Extract

THE nineteen articles here cover a fairly wide range of medieval texts and topics, but the focus is on Anglo-Saxon literature: there are three on Beowulf, five on other Old English poems (The Dream of the Rood, Christ I, The Wife’s Lament, The Wanderer), eight on Old and early Middle English prose (the Alfredian Boethius and the Dialogues, Ælfric’s Lives of the Saints, the Old English homilies Fadda I and Blickling I, the Old English Adrian and Ritheus, the later parts of the Peterborough Chronicle, and Old and Middle English alliterative proverbs) and three on early medieval Latin (Bede’s Historia Ecclesiastica, the Cosmography of Aethicus Ister, the Revelationes of Pseudo-Methodius).
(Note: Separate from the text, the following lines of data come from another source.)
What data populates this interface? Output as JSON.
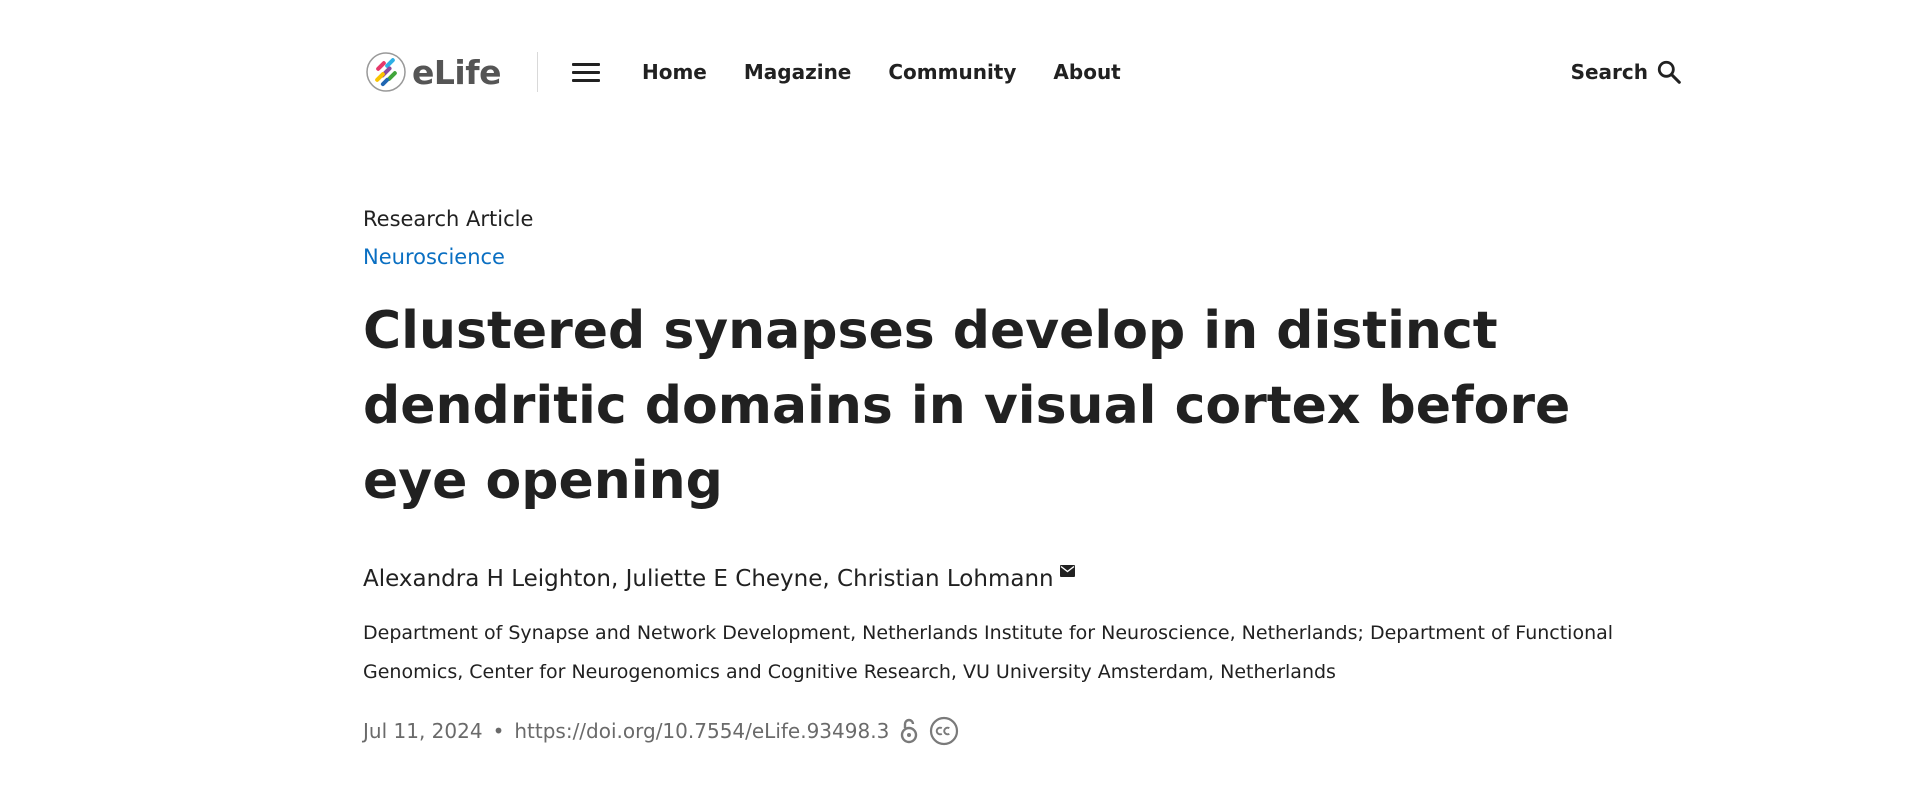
{
  "header": {
    "logo_text": "eLife",
    "nav": [
      "Home",
      "Magazine",
      "Community",
      "About"
    ],
    "search_label": "Search"
  },
  "article": {
    "type": "Research Article",
    "subject": "Neuroscience",
    "title": "Clustered synapses develop in distinct dendritic domains in visual cortex before eye opening",
    "authors": [
      "Alexandra H Leighton",
      "Juliette E Cheyne",
      "Christian Lohmann"
    ],
    "affiliations": "Department of Synapse and Network Development, Netherlands Institute for Neuroscience, Netherlands; Department of Functional Genomics, Center for Neurogenomics and Cognitive Research, VU University Amsterdam, Netherlands",
    "date": "Jul 11, 2024",
    "separator": "•",
    "doi": "https://doi.org/10.7554/eLife.93498.3"
  },
  "colors": {
    "subject_link": "#0a6fc2",
    "text": "#212121",
    "meta": "#6a6a6a"
  },
  "icons": {
    "menu": "hamburger-icon",
    "search": "search-icon",
    "mail": "mail-icon",
    "open_access": "open-access-icon",
    "license": "creative-commons-icon"
  }
}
Several of the papers have been presented at Kalamazoo sessions and two at Oxford Alfredian Project conferences. Appendices list the many and various publications of the honorand, Thomas D. Hill, and the fifteen dissertations completed at his direction. Nearly half of those so supervised are contributors to the volume. A list of the contributors, an index of manuscripts and a general index complete the work. A preface with a succinct overview of Hill’s academic interests and of the main subject matters of the following articles opens it. The title, Source of Wisdom, is intended as a compliment to Hill rather than an indication of a general theme. The whole provides a rather more coherent and certainly a more satisfying read than some festschrifts, partly because much arises out of Hill’s scholarly pursuits, but mainly because of the high quality of almost everything on offer.